RHEL AI ayrıca güvenilir kurumsal ürün dağıtımı, 7×24 üretim desteği, genişletilmiş model yaşam döngüsü desteği ve Açık Kaynak Güvencesi yasal korumalarını içeren bir Red Hat aboneliğinin avantajlarıyla destekleniyor.
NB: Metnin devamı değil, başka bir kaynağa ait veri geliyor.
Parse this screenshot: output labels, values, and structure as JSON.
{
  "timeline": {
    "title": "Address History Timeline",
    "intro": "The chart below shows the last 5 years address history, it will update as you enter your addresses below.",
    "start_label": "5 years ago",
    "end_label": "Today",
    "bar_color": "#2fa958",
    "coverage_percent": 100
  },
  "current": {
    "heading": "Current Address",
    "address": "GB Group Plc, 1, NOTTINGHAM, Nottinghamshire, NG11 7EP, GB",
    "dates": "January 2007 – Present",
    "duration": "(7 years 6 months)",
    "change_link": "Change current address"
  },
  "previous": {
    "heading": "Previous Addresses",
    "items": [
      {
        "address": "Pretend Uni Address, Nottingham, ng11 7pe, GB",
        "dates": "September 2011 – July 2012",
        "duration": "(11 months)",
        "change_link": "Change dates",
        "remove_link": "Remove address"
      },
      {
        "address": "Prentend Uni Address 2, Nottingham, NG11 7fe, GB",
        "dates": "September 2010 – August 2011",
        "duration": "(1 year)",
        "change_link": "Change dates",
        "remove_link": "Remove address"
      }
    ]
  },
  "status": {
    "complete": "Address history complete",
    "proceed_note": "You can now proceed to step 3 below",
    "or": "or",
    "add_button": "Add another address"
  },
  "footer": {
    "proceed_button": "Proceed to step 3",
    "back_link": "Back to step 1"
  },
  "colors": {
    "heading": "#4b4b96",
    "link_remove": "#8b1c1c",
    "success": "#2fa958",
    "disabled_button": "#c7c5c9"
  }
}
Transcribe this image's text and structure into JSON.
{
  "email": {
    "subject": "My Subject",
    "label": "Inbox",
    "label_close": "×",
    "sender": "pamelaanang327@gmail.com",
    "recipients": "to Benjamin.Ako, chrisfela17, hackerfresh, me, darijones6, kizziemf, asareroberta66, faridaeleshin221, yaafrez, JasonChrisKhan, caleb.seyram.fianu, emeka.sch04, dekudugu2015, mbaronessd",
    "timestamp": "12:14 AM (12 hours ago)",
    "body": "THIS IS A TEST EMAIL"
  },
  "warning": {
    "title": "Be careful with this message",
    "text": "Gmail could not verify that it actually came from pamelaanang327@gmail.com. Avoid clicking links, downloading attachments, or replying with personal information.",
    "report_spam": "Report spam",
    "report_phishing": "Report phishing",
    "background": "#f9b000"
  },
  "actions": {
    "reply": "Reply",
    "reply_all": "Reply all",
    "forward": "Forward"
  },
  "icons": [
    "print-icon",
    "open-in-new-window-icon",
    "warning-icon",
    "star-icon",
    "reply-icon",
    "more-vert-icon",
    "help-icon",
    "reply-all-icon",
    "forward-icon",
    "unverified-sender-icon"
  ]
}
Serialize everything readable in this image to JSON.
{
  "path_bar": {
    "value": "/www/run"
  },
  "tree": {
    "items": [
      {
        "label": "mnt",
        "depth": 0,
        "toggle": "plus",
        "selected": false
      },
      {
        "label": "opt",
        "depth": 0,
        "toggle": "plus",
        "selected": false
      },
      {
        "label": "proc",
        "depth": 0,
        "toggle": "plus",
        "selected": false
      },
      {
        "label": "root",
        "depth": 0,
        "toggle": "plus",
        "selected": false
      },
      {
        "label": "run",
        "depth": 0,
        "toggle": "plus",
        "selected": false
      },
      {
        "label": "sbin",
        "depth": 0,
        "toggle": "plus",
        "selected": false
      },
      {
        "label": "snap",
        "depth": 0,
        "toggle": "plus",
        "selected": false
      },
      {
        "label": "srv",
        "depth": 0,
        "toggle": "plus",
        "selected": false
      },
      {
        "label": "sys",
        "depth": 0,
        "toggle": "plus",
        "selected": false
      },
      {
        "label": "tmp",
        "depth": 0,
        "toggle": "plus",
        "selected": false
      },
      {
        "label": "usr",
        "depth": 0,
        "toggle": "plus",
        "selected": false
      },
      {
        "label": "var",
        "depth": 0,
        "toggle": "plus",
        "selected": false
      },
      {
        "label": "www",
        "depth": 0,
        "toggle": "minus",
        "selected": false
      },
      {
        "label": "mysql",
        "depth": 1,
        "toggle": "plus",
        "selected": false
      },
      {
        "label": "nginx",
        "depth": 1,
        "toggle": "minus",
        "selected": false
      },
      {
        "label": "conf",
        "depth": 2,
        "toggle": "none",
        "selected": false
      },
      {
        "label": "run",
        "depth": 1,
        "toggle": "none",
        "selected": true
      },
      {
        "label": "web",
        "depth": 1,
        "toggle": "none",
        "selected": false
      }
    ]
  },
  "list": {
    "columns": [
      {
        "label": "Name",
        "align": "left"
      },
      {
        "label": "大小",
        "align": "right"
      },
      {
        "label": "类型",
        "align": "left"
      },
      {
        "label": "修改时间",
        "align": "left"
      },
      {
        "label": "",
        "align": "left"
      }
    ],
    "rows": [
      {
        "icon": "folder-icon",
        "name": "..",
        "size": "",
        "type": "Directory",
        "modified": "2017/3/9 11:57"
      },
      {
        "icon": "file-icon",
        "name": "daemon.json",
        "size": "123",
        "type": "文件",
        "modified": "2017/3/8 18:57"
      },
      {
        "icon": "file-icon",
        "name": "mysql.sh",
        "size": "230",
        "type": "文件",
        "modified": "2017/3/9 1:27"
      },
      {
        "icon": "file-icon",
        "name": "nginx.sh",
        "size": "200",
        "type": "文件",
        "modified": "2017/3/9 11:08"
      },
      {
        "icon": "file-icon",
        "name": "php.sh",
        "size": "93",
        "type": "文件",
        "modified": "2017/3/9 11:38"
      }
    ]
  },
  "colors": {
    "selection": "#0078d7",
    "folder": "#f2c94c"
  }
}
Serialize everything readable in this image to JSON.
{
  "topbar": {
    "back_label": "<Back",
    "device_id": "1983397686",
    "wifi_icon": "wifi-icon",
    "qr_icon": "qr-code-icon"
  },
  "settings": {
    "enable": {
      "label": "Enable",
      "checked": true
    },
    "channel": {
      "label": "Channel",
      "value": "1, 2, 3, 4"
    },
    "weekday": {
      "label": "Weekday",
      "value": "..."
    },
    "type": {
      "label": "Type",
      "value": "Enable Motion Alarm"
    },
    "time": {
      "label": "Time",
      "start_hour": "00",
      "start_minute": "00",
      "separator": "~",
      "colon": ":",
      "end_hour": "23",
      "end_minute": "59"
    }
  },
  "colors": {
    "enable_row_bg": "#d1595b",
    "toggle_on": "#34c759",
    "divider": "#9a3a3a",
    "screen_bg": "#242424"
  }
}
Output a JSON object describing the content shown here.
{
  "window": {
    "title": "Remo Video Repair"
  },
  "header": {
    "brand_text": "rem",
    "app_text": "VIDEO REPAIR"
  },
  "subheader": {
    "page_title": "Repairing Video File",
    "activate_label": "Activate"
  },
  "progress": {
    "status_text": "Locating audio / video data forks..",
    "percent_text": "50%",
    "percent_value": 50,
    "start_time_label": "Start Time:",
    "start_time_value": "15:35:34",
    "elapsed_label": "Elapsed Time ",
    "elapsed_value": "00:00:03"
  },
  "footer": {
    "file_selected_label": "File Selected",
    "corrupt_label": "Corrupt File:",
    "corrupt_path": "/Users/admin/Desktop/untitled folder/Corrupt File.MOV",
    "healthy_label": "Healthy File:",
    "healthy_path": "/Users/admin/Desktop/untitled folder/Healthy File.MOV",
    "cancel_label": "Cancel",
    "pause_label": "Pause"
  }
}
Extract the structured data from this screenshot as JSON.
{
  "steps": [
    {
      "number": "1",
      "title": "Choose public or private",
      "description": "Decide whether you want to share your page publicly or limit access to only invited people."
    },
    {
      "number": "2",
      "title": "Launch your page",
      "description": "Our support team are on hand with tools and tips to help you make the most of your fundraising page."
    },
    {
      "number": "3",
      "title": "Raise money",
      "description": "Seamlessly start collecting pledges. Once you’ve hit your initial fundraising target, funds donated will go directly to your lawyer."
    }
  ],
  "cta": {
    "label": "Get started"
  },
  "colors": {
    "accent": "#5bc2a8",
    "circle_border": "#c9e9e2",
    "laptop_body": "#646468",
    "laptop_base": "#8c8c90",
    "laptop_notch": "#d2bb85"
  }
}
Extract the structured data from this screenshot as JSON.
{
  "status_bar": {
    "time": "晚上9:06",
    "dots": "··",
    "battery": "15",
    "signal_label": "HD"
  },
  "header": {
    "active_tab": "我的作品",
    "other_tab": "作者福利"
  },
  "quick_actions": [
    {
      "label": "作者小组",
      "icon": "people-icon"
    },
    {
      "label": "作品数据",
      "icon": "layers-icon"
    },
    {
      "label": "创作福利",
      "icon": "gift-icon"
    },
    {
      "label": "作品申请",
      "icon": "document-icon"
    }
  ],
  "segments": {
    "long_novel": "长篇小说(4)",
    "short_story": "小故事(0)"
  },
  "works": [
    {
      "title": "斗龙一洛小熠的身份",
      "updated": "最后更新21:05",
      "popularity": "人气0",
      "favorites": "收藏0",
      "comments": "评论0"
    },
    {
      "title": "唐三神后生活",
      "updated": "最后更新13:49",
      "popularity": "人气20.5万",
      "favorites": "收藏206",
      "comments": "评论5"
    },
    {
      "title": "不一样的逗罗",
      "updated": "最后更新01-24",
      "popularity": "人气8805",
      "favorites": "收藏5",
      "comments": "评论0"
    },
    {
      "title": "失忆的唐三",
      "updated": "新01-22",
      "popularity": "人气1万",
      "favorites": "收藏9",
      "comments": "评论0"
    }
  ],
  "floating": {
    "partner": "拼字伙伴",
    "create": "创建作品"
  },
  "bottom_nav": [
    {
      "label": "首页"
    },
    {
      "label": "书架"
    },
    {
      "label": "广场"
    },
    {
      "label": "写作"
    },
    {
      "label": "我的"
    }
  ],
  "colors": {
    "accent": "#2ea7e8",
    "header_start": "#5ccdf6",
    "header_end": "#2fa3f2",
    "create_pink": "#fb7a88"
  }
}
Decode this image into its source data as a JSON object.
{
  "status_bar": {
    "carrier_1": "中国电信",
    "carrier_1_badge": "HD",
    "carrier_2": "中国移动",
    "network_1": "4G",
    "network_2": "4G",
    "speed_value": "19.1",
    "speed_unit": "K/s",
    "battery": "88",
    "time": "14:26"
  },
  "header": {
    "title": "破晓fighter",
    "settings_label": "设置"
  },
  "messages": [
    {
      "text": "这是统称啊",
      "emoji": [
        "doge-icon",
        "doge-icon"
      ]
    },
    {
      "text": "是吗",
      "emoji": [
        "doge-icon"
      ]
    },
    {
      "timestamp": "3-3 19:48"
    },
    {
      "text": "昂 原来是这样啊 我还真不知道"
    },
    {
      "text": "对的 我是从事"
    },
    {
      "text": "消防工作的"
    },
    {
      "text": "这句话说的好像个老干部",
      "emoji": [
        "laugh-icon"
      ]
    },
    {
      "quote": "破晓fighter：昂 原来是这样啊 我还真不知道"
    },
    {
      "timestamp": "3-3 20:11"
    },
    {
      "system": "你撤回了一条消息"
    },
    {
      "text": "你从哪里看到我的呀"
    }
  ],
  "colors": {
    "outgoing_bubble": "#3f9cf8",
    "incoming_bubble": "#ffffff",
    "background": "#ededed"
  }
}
RHEL AI hibrit buluta kadar genişliyor
Bir kurumun verilerinin yaşadığı yere daha tutarlı bir temel model platformu getirmek, yapay zeka stratejilerini desteklemek için çok önemlidir. Red Hat’in hibrit bulut portföyünün bir uzantısı olanRHEL AI, şirket içi veri merkezlerinden uç ortamlara ve genel buluta kadar akla gelebilecek neredeyse tüm kurumsal ortamları kapsayacak. Diğer bir deyişle, RHEL AI, doğrudan Red Hat’te, Red Hat’in orijinal ekipman üreticisi (OEM) iş ortaklarında ve Amazon Web Services (AWS), Google Cloud, IBM Cloud ve Microsoft Azure dahil olmak üzere dünyanın en büyük bulut sağlayıcılarında çalışabilecek. Bu sayede geliştiriciler ve BT kurumları, RHEL AI ile yenilikçi yapay zeka konseptleri oluşturmak için hiper ölçekte bilgi işlem kaynaklarının gücünü kullanabilecek.
Ulaşılabilirlik
RHEL AI, bugün Red Hat Müşteri Portalı üzerinden şirket içinde çalıştırılmak veya AWS ve IBM Cloud’a “kendi aboneliğini getir” (BYOS) hizmeti olarak genel kullanıma sunulmuştur. BYOS hizmetinin Azure ve Google Cloud’da 2024 yılının 4. çeyreğinde kullanıma sunulması planlanırken, RHEL AI’nin 2025 yılında IBM Cloud’da da bir hizmete sunulması bekleniyor. Red Hat önümüzdeki aylarda RHEL AI bulut ve OEM iş ortakları yelpazesini daha da genişleterek hibrit bulut ortamlarında daha fazla seçenek sunmayı planlıyor.